TBS usually does very goofy comedies, more slapstick than clever, which isn’t an insult as there is plenty of room in the world for both, and each style has many fans. In SEARCH PARTY, though, the netowkr is departing, going more for a premium cable style sitcom, something that is as much drama as comedy, and that gets into deeper issues than are usually tackled in twenty-two minutes. It’s a serial story, almost with a miniseries feel, that presents a specific point of view, grounded and relatable, and I found myself interested in this one.

Alia Shawkat (Arrest Development) stars as Dory, who to me feels apart from her social circle. Her boyfriend, Drew (John Reynolds, Stranger Things), is such a doofus he can barely take care of himself. Portia (Meredith Hagner, Royal Pains) is a self-absorbed actress, and hipster Elliott (John Early, Your Main Thing) is equally shallow.

Now, it could be that these friendships are left over from Dory’s younger days, and she hasn’t yet found a peer group that really understands her; she certainly seems different enough for this to be the case. I like this distinction, though, because it helps explain Dory’s motivation, someone who feels like she doesn’t quite belong in the world she inhabits, and I get the impression she’s looking for the missing girl in order to figure out herself as much as to actually solve the case.

Dory has some help from ex-boyfriend Julian (Brandon Michael Hall, Cecile on the Phone), the fifth member of the cast. Julian also doesn’t seem as much a part of the others, and that makes him a good one for Dory to reach out to when her friends are disinterested. Smart and capable, he’s the perfect partner for our fledging detective, and together they are likely to figure out what happened.

If that was all there was to SEARCH PARTY, I might still like it.

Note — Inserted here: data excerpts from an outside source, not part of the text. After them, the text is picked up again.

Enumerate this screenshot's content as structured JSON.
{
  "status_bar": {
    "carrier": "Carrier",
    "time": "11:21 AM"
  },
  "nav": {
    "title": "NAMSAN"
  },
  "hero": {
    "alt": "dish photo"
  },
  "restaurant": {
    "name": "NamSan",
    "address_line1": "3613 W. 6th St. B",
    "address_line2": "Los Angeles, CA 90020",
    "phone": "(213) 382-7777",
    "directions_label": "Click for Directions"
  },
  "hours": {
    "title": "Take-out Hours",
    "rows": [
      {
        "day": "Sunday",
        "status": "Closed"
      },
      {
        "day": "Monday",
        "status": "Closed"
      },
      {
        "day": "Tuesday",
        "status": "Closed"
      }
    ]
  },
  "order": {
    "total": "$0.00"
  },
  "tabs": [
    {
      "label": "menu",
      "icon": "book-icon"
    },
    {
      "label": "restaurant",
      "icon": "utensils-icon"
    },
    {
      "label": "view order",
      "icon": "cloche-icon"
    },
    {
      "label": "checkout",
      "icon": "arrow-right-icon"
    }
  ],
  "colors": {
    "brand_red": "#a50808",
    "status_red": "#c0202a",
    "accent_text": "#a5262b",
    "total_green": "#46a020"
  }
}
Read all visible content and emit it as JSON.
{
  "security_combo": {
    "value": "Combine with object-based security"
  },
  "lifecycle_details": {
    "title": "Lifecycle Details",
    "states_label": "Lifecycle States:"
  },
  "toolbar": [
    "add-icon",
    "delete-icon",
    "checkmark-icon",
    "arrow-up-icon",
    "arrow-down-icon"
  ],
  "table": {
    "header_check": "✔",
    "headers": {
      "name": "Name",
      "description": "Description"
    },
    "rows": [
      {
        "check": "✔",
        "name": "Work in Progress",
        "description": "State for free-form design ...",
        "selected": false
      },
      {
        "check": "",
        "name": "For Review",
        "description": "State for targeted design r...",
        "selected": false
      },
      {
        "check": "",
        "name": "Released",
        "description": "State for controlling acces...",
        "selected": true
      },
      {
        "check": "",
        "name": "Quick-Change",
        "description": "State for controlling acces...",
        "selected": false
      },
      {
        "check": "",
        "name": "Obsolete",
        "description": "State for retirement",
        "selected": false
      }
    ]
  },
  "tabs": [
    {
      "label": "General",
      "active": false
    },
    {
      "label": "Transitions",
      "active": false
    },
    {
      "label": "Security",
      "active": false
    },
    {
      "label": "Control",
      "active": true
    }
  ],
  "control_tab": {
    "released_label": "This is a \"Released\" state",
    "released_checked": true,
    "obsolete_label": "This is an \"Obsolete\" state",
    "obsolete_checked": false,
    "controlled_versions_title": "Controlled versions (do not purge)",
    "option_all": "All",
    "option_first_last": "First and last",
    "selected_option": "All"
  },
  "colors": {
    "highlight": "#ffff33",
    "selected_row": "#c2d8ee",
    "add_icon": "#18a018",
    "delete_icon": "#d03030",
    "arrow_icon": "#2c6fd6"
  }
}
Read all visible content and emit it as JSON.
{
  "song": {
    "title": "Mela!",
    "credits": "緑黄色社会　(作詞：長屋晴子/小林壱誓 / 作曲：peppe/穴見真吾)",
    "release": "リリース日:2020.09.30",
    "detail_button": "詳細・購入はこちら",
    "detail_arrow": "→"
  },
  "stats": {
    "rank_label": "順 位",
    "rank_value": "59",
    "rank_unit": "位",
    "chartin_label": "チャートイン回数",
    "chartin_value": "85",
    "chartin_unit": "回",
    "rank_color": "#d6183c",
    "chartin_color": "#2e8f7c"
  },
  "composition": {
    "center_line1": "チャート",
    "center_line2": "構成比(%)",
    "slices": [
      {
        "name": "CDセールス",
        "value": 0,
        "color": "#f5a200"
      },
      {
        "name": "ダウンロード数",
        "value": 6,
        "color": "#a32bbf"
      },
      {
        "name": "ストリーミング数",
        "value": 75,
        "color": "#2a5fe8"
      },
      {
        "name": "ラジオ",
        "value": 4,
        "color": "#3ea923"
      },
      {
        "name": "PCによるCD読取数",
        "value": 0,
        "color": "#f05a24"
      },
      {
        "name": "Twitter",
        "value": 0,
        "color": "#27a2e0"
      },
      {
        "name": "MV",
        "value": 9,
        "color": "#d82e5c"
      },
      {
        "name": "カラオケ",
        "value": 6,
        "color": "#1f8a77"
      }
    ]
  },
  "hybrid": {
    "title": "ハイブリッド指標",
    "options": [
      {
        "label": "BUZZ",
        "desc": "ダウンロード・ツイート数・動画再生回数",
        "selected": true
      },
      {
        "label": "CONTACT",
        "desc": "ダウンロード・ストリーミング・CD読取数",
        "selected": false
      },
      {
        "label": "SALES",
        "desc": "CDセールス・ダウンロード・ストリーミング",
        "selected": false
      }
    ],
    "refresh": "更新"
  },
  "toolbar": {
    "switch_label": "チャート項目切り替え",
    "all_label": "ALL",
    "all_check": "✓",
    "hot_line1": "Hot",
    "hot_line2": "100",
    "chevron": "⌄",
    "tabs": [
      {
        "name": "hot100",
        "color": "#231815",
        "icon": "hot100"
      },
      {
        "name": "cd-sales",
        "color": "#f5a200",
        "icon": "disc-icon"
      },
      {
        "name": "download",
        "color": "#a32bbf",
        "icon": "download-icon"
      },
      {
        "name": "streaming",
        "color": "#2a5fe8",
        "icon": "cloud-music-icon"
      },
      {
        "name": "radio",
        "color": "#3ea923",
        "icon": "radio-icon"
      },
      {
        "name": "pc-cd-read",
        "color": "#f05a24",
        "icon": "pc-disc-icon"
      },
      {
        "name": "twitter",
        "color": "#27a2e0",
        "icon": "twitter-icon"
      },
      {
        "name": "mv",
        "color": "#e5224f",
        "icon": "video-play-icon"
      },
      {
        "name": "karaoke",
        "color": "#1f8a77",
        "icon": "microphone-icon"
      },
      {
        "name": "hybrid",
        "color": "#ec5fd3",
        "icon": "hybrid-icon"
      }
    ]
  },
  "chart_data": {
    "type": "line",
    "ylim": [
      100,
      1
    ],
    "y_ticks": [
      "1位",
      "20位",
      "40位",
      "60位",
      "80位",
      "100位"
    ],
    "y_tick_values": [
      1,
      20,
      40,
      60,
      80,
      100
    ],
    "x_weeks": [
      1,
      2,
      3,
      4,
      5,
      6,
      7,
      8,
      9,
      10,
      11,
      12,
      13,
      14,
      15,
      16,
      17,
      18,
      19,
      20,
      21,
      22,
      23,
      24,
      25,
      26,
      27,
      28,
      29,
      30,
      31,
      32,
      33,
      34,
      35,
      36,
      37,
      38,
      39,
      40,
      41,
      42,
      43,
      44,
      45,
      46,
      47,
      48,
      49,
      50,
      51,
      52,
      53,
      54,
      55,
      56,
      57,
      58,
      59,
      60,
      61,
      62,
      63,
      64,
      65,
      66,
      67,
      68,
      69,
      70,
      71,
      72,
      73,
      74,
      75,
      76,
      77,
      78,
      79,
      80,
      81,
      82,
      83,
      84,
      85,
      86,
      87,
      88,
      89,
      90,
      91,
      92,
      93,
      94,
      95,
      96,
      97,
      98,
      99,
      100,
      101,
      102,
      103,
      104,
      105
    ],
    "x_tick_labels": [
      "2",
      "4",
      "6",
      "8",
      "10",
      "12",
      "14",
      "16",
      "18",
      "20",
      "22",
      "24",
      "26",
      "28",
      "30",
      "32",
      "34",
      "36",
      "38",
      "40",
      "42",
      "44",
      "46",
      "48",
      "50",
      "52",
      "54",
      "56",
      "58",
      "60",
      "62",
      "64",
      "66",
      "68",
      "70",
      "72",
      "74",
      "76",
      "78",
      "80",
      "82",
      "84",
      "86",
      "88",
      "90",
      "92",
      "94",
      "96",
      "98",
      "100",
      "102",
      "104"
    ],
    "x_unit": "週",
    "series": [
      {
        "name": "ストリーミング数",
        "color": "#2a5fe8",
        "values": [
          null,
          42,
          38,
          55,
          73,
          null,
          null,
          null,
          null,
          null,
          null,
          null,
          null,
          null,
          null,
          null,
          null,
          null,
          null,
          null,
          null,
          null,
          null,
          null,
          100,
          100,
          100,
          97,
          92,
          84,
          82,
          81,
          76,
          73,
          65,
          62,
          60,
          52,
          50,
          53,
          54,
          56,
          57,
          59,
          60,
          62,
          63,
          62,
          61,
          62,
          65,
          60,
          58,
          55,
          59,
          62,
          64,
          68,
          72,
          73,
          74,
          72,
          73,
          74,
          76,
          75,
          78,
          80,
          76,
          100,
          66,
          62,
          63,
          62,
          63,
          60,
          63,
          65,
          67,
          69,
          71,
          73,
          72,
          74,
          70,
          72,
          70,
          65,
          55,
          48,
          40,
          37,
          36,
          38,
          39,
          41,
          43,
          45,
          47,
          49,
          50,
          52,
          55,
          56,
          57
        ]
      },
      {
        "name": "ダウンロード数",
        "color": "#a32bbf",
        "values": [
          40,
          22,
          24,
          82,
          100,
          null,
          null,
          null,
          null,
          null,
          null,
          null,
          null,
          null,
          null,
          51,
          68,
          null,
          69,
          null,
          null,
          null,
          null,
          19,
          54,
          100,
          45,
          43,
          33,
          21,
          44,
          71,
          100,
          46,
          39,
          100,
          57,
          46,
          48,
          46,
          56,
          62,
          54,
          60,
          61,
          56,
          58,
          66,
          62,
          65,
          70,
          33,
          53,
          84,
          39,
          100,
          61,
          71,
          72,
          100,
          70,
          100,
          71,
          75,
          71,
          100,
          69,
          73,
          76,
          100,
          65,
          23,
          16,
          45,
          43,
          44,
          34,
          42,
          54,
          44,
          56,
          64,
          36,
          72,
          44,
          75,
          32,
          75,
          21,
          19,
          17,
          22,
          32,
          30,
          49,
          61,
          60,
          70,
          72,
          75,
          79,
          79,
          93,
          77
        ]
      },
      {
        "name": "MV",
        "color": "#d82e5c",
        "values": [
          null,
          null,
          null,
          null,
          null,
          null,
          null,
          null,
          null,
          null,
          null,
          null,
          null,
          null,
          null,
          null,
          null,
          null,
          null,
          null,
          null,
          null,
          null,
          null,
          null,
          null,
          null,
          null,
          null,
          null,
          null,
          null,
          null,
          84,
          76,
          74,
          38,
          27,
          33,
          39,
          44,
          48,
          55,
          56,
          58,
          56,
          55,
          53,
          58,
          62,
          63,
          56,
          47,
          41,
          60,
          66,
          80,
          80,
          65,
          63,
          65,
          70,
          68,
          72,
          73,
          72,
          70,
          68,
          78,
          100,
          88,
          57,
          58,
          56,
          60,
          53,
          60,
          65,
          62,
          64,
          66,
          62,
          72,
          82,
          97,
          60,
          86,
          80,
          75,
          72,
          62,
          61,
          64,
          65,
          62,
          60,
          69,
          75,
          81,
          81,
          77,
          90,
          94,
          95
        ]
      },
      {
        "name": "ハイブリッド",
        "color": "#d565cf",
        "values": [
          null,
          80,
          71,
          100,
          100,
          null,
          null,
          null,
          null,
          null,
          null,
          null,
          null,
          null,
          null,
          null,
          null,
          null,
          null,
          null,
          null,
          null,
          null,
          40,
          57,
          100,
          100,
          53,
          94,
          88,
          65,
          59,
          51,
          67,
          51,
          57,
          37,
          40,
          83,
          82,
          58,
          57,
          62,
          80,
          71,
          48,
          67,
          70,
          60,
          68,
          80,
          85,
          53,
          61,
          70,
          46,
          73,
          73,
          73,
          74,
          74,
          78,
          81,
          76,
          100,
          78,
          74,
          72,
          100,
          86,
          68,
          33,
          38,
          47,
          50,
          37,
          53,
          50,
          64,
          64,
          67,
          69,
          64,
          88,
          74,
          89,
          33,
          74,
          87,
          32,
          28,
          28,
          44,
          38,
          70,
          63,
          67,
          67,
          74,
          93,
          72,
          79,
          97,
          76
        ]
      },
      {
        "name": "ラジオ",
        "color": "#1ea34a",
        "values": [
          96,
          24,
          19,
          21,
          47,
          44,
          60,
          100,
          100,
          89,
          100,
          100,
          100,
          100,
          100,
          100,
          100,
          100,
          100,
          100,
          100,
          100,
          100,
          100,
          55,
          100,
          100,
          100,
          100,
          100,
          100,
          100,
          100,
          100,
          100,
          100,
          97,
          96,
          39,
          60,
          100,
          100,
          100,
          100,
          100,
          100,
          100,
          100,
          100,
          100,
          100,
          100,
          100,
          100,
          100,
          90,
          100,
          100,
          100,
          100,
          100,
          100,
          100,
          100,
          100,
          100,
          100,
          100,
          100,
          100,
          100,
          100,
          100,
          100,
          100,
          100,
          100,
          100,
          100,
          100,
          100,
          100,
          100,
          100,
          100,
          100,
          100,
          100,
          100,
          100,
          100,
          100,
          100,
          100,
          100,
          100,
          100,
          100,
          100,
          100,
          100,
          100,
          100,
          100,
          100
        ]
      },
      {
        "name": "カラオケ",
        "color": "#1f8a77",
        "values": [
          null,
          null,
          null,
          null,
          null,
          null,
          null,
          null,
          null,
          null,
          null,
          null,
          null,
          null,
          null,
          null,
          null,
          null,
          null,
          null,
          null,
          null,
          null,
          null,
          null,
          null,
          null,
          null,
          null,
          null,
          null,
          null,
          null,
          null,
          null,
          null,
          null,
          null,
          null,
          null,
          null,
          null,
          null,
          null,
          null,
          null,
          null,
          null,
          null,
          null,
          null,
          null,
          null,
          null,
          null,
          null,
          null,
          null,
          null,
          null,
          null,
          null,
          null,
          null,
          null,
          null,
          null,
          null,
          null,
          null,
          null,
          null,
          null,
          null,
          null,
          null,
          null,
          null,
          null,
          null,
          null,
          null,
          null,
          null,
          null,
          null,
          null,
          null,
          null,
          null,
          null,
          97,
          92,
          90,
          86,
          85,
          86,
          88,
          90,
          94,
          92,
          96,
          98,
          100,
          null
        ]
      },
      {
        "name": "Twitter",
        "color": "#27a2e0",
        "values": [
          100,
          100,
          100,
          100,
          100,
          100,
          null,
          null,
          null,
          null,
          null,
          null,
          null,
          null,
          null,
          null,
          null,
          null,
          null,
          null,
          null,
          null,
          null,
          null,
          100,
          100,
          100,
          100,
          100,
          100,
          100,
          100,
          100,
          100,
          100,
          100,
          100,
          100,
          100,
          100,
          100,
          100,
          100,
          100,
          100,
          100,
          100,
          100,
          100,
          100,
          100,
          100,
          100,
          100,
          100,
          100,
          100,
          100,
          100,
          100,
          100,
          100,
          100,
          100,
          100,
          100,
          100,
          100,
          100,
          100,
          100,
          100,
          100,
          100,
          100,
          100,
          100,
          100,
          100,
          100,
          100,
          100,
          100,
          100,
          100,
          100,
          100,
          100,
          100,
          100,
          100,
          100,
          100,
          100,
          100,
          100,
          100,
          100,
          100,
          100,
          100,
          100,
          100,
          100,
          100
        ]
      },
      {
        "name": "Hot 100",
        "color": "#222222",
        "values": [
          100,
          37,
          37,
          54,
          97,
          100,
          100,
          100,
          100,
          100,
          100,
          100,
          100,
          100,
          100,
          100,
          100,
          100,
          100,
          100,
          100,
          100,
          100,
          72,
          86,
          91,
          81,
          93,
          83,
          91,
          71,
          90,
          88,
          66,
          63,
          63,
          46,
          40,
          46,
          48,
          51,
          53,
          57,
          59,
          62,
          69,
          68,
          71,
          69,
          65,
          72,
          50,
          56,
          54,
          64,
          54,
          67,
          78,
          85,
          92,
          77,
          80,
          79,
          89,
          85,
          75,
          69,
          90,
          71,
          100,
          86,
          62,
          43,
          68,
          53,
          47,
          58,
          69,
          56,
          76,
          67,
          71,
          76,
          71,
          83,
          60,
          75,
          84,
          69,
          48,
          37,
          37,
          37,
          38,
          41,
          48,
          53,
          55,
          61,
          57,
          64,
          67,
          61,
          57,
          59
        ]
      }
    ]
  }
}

But as one keeps watching, one gets more insight into what, on the surface, seem like the more superficial characters. Portia, in particular, is given screen time to explain why she is the way she is, which is welcome. If the same is done for Drew and Elliott, and if that figures into Dory’s central line, I could see this being a pretty interesting series.

What stops me from a full recommendation is that I feel like other shows have done these things better, though. SEARCH PARTY has the mystery of Stranger Things, the narcissism of Girls, and the journey of a Wes Anderson film. And the problem with drawing those comparisons is that each of the other pieces of content are superior in their execution. Which means this one suffers by the reference.

I like that TBS has taken this chance, and if this series were just a bit better, it would succeed for me. I do hope a failure here (if, indeed it does fail, as others may disagree and this show could become quite popular; I’m terrible at predicting ratings) doesn’t discourage TBS from trying again. Some of the right elements are in place, it just lacks a polish and fresh take to really push it over the top.

SEARCH PARTY premieres Monday, November 21st on TBS.